Vimeo has disclosed that information belonging to a few of its clients and customers has been accessed with out authorization following the latest breach on the Anodot information anomaly detection firm.
The video platform says that the risk actor accessed electronic mail addresses for a few of its clients, however many of the uncovered data included technical information, video titles, and metadata.
“We’ve recognized that, because of the Anodot breach, an unauthorized actor accessed sure Vimeo person and buyer information. Our preliminary findings recommend that the databases accessed primarily comprise technical information, video titles and metadata, and, in some instances, buyer electronic mail addresses,” Vimeo states.
The Vimeo breach was claimed by the notorious extortion group ShinyHunters, who threatened to publish the stolen information by April 30 until the corporate paid a ransom.
Vimeo is a video internet hosting and streaming platform, one of many largest options to YouTube, enabling over 300 million registered customers to add, host, and share high-quality movies.
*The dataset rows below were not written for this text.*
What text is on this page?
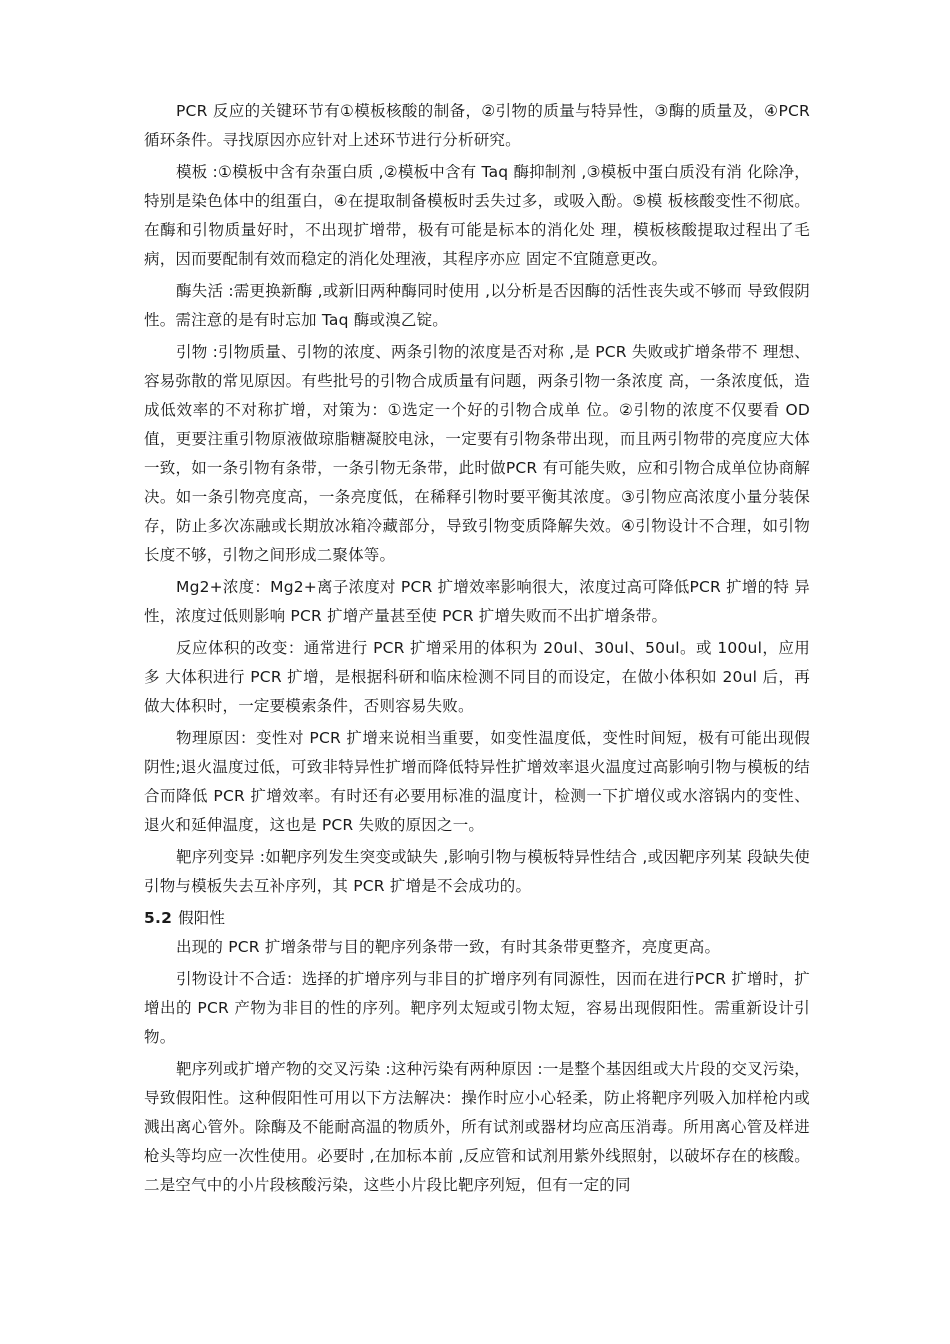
PCR 反应的关键环节有①模板核酸的制备，②引物的质量与特异性，③酶的质量及，④PCR 循环条件。寻找原因亦应针对上述环节进行分析研究。

模板 :①模板中含有杂蛋白质 ,②模板中含有 Taq 酶抑制剂 ,③模板中蛋白质没有消 化除净，特别是染色体中的组蛋白，④在提取制备模板时丢失过多，或吸入酚。⑤模 板核酸变性不彻底。在酶和引物质量好时，不出现扩增带，极有可能是标本的消化处 理，模板核酸提取过程出了毛病，因而要配制有效而稳定的消化处理液，其程序亦应 固定不宜随意更改。

酶失活 :需更换新酶 ,或新旧两种酶同时使用 ,以分析是否因酶的活性丧失或不够而 导致假阴性。需注意的是有时忘加 Taq 酶或溴乙锭。

引物 :引物质量、引物的浓度、两条引物的浓度是否对称 ,是 PCR 失败或扩增条带不 理想、容易弥散的常见原因。有些批号的引物合成质量有问题，两条引物一条浓度 高，一条浓度低，造成低效率的不对称扩增，对策为：①选定一个好的引物合成单 位。②引物的浓度不仅要看 OD 值，更要注重引物原液做琼脂糖凝胶电泳，一定要有引物条带出现，而且两引物带的亮度应大体一致，如一条引物有条带，一条引物无条带，此时做PCR 有可能失败，应和引物合成单位协商解决。如一条引物亮度高，一条亮度低，在稀释引物时要平衡其浓度。③引物应高浓度小量分装保存，防止多次冻融或长期放冰箱冷藏部分，导致引物变质降解失效。④引物设计不合理，如引物长度不够，引物之间形成二聚体等。

Mg2+浓度：Mg2+离子浓度对 PCR 扩增效率影响很大，浓度过高可降低PCR 扩增的特 异性，浓度过低则影响 PCR 扩增产量甚至使 PCR 扩增失败而不出扩增条带。

反应体积的改变：通常进行 PCR 扩增采用的体积为 20ul、30ul、50ul。或 100ul，应用多 大体积进行 PCR 扩增，是根据科研和临床检测不同目的而设定，在做小体积如 20ul 后，再做大体积时，一定要模索条件，否则容易失败。

物理原因：变性对 PCR 扩增来说相当重要，如变性温度低，变性时间短，极有可能出现假阴性;退火温度过低，可致非特异性扩增而降低特异性扩增效率退火温度过高影响引物与模板的结合而降低 PCR 扩增效率。有时还有必要用标准的温度计，检测一下扩增仪或水溶锅内的变性、退火和延伸温度，这也是 PCR 失败的原因之一。

靶序列变异 :如靶序列发生突变或缺失 ,影响引物与模板特异性结合 ,或因靶序列某 段缺失使引物与模板失去互补序列，其 PCR 扩增是不会成功的。

5.2 假阳性

出现的 PCR 扩增条带与目的靶序列条带一致，有时其条带更整齐，亮度更高。

引物设计不合适：选择的扩增序列与非目的扩增序列有同源性，因而在进行PCR 扩增时，扩增出的 PCR 产物为非目的性的序列。靶序列太短或引物太短，容易出现假阳性。需重新设计引物。

靶序列或扩增产物的交叉污染 :这种污染有两种原因 :一是整个基因组或大片段的交叉污染，导致假阳性。这种假阳性可用以下方法解决：操作时应小心轻柔，防止将靶序列吸入加样枪内或溅出离心管外。除酶及不能耐高温的物质外，所有试剂或器材均应高压消毒。所用离心管及样进枪头等均应一次性使用。必要时 ,在加标本前 ,反应管和试剂用紫外线照射，以破坏存在的核酸。二是空气中的小片段核酸污染，这些小片段比靶序列短，但有一定的同
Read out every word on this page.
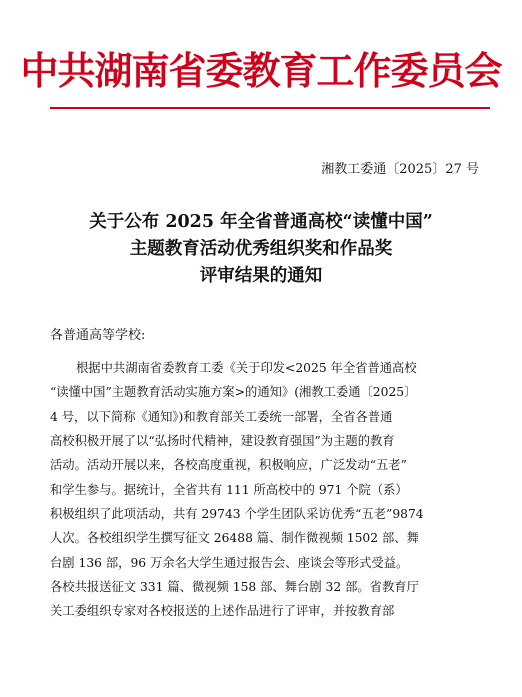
中共湖南省委教育工作委员会
湘教工委通〔2025〕27 号
关于公布 2025 年全省普通高校“读懂中国”
主题教育活动优秀组织奖和作品奖
评审结果的通知
各普通高等学校:
根据中共湖南省委教育工委《关于印发<2025 年全省普通高校
“读懂中国”主题教育活动实施方案>的通知》(湘教工委通〔2025〕
4 号，以下简称《通知》)和教育部关工委统一部署，全省各普通
高校积极开展了以“弘扬时代精神，建设教育强国”为主题的教育
活动。活动开展以来，各校高度重视，积极响应，广泛发动“五老”
和学生参与。据统计，全省共有 111 所高校中的 971 个院（系）
积极组织了此项活动，共有 29743 个学生团队采访优秀“五老”9874
人次。各校组织学生撰写征文 26488 篇、制作微视频 1502 部、舞
台剧 136 部，96 万余名大学生通过报告会、座谈会等形式受益。
各校共报送征文 331 篇、微视频 158 部、舞台剧 32 部。省教育厅
关工委组织专家对各校报送的上述作品进行了评审，并按教育部
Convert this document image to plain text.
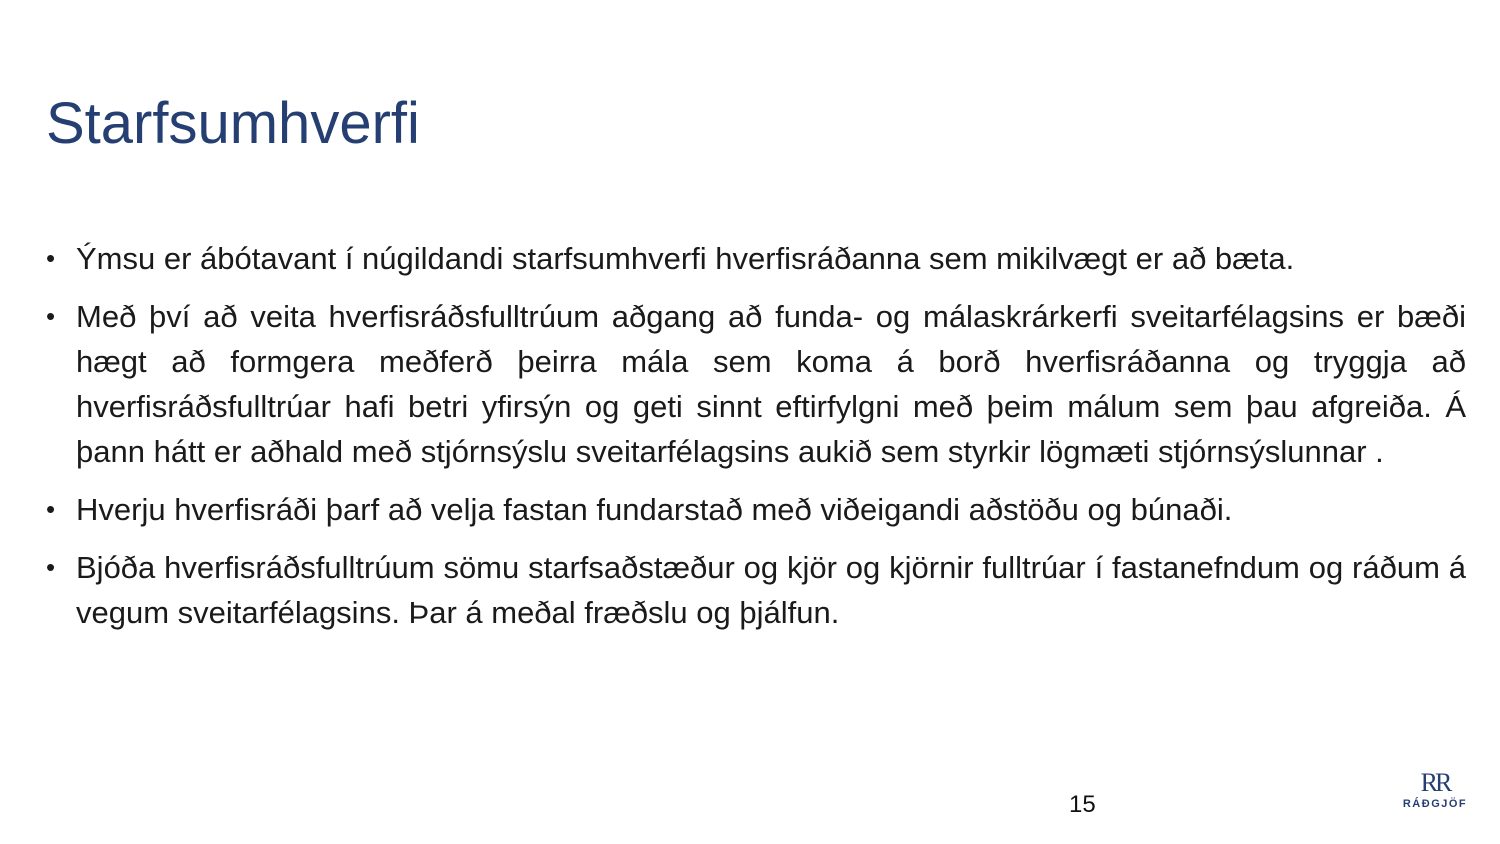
Starfsumhverfi
• Ýmsu er ábótavant í núgildandi starfsumhverfi hverfisráðanna sem mikilvægt er að bæta.
• Með því að veita hverfisráðsfulltrúum aðgang að funda- og málaskrárkerfi sveitarfélagsins er bæði hægt að formgera meðferð þeirra mála sem koma á borð hverfisráðanna og tryggja að hverfisráðsfulltrúar hafi betri yfirsýn og geti sinnt eftirfylgni með þeim málum sem þau afgreiða. Á þann hátt er aðhald með stjórnsýslu sveitarfélagsins aukið sem styrkir lögmæti stjórnsýslunnar .
• Hverju hverfisráði þarf að velja fastan fundarstað með viðeigandi aðstöðu og búnaði.
• Bjóða hverfisráðsfulltrúum sömu starfsaðstæður og kjör og kjörnir fulltrúar í fastanefndum og ráðum á vegum sveitarfélagsins. Þar á meðal fræðslu og þjálfun.
15
RR
RÁÐGJÖF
The corporate employs over 1,100 individuals, has an annual income of $417 million, and is publicly traded on the Nasdaq inventory market.
Yesterday, ShinyHunters listed Vimeo on their extortion portal, claiming to have information from the corporate’s Snowflake and BigQuery cases.
Other than threatening to leak the information, the actor additionally issued a warning to the corporate, stating that the platform ought to anticipate “a number of annoying digital issues.”
The Anodot incident concerned attackers stealing authentication tokens and utilizing them to entry buyer environments, primarily Snowflake, and exfiltrate information from a number of organizations.
The exercise has been linked to the ShinyHunters extortion group, which is now making an attempt to monetize the breach by extortion and by threatening to leak the stolen information from numerous downstream victims.
A type of victims was sport improvement studio Rockstar Video games, with ShinyHunters claiming to have exfiltrated greater than 78.6 million data.
Within the case of Vimeo, nonetheless, the affect stays unclear because the actor didn’t state the quantity of stolen information.
Vimeo has specified that the uncovered information doesn’t embrace video content material customers uploaded on the platform, account credentials, or fee card data. Additionally, the platform’s operations remained unaffected.
The corporate has now disabled all Anodot credentials and eliminated the service’s integration with its techniques.
Vimeo is now investigating the incident with the assistance of third-party safety specialists and has additionally notified regulation enforcement authorities.
The agency promised to offer updates if the investigation uncovers vital new details about the incident.
AI chained 4 zero-days into one exploit that bypassed each renderer and OS sandboxes. A wave of recent exploits is coming.
On the Autonomous Validation Summit (Might 12 & 14), see how autonomous, context-rich validation finds what’s exploitable, proves controls maintain, and closes the remediation loop.